In February 2009, the Home Office published a report evaluating the effectiveness of the Gateway Protection Programme. The research it was based upon focused on refugees' integration into British society in the 18 months following their resettlement. The research found that refugees showed signs of integration, including the formation of social bonds through community groups and places of worship. The report noted that low employment rates and slow progress with acquiring English language skills were particular concerns. Younger refugees and children had made the most progress. No specific language lessons were provided under the Gateway Protection Programme. Instead, Gateway refugees who required help with their English language skills had been provided with access to mainstream English for Speakers of Other Languages (ESOL) courses, which were run by a range of state, voluntary and community-based organisations. However, the International Catholic Migration Commission (ICMC) Europe reported that in Sheffield, it could be difficult for resettled refugees to gain access to ESOL classes because demand generally exceeded supply – a situation also noted by an evaluation of the scheme's operation in Motherwell undertaken in 2013. The Motherwell evaluation found that most of the male refugees were in employment, but that many of them were not in jobs that allowed them to use their skills. The majority of women were not in work, reflecting a lack of job opportunities but also a lack of childcare provision.
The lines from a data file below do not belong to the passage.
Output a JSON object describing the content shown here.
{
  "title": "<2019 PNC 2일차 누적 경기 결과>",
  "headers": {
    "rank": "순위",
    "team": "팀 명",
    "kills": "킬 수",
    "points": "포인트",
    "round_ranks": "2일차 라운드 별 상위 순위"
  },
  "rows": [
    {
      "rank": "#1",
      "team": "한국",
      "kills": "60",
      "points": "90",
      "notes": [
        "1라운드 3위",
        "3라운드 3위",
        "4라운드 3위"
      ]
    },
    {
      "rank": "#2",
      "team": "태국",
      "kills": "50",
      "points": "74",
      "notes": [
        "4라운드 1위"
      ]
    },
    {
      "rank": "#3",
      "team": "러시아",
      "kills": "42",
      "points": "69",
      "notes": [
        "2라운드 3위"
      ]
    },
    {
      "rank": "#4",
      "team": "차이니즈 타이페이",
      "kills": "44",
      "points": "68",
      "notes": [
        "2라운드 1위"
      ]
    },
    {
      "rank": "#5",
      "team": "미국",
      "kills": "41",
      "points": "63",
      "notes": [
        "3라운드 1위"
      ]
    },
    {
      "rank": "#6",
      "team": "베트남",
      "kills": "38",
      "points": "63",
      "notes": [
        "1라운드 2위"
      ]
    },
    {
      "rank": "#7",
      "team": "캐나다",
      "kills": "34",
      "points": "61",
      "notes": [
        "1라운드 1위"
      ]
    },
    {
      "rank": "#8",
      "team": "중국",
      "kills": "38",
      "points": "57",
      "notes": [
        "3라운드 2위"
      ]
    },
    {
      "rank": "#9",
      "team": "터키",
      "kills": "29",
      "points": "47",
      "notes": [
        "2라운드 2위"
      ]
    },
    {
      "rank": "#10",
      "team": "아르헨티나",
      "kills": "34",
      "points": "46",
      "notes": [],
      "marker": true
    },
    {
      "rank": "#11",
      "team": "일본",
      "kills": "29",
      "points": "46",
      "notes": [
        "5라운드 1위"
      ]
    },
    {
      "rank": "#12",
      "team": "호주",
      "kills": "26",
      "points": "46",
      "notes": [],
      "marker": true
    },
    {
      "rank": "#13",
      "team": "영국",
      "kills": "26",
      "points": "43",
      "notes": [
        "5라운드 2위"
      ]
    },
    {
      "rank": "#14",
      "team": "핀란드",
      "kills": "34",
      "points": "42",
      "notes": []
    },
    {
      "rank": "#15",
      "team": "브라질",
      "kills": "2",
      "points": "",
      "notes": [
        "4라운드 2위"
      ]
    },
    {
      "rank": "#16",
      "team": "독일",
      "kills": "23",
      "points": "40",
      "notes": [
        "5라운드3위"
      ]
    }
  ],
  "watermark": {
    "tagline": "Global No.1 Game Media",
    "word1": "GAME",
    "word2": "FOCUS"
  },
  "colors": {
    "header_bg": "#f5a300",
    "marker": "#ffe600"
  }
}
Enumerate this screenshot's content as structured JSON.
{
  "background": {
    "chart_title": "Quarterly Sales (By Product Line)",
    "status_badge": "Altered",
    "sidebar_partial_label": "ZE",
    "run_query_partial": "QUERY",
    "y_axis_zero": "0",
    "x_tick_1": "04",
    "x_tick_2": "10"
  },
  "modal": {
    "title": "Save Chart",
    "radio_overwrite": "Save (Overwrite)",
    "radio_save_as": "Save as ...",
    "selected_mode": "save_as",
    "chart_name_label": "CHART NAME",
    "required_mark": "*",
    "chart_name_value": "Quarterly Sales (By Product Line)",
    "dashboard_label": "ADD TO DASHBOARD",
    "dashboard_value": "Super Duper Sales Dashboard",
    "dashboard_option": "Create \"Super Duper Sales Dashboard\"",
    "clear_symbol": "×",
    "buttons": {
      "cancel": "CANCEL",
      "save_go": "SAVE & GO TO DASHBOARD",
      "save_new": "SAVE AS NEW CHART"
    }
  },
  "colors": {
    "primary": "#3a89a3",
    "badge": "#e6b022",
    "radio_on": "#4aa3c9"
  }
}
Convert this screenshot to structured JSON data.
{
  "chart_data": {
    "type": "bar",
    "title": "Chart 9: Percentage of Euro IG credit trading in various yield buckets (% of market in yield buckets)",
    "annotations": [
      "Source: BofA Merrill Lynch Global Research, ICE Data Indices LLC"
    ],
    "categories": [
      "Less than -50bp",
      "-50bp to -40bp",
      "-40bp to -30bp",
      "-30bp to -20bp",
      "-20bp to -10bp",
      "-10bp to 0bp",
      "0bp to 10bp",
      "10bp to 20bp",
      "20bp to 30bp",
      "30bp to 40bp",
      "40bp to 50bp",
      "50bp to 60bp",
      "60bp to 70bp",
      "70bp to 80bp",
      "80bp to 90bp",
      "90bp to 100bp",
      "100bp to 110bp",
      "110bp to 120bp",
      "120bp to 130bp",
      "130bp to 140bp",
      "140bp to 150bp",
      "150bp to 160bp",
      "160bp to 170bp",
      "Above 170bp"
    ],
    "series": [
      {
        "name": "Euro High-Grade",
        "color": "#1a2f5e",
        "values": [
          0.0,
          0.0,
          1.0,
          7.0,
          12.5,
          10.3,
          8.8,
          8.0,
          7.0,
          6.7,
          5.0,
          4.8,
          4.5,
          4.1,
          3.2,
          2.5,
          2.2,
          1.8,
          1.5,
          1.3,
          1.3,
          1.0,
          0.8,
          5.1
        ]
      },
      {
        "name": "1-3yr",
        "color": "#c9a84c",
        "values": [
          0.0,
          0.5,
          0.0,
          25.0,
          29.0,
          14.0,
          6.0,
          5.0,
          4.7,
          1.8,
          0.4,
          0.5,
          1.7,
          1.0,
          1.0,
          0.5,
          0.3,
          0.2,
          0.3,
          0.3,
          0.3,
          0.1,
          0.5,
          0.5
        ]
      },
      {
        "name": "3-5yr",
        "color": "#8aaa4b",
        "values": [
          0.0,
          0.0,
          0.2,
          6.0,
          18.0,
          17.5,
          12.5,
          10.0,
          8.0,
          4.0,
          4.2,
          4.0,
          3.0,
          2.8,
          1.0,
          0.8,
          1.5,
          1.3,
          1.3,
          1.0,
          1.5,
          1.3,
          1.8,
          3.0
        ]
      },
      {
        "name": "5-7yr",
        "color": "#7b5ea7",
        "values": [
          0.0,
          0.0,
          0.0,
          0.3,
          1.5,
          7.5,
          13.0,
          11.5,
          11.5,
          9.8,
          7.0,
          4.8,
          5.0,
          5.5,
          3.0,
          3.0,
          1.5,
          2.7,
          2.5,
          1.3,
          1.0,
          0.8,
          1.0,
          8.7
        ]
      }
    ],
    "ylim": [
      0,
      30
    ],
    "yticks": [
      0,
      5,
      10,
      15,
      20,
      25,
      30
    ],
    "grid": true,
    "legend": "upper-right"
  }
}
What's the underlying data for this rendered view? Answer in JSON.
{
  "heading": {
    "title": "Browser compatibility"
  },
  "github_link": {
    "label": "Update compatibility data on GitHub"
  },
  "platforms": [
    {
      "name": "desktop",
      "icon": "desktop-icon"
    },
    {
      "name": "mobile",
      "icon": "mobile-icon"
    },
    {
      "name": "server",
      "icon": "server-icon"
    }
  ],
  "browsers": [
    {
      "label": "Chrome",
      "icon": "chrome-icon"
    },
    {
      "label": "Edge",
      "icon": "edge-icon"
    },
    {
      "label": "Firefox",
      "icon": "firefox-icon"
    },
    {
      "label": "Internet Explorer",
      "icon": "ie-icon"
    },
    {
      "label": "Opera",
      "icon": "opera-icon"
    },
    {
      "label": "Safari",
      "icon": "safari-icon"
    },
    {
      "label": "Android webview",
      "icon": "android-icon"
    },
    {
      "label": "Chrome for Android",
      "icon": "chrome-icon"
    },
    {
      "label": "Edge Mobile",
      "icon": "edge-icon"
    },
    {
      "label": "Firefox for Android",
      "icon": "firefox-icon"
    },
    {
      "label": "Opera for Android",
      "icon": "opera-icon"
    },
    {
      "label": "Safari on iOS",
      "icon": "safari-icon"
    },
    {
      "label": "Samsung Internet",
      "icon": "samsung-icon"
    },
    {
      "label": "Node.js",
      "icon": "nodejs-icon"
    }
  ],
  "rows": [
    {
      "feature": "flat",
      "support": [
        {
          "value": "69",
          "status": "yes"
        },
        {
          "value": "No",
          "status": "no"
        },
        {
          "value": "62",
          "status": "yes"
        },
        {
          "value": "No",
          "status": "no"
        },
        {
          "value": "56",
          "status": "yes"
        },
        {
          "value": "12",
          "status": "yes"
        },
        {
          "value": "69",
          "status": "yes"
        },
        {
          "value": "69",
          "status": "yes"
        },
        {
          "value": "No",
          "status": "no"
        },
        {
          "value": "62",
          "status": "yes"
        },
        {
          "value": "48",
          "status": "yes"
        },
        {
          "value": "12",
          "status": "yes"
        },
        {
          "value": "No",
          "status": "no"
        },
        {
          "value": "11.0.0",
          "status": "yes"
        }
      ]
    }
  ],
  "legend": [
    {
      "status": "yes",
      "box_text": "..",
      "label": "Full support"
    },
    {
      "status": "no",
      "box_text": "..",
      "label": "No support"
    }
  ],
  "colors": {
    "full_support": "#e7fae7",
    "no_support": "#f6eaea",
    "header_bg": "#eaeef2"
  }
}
A number of programme evaluations have found that many resettled refugees have been the victims of verbal or physical attacks in the UK. The Home Office's 2009 evaluation noted that between one-quarter and half of each of four groups of Liberian and Congolese refugees resettled under the programme had suffered verbal or physical harassment. An evaluation undertaken by academics at Sheffield Hallam University for the Home Office in 2011 found that one-fifth of the refugees surveyed for the evaluation (who had been in the UK for a year) had been the victims of verbal or physical attacks in their first six months in the UK, and just over a fifth had been attacked in the second six months of their resettlement. Many of the victims of this abuse had not reported it to the authorities, and the authors of the evaluation suggested that this was a reason why there was a gap between the perceptions of refugees and service providers, who generally suggested that community relations were good. Verbal and physical attacks against refugees were also noted in the 2013 Motherwell evaluation.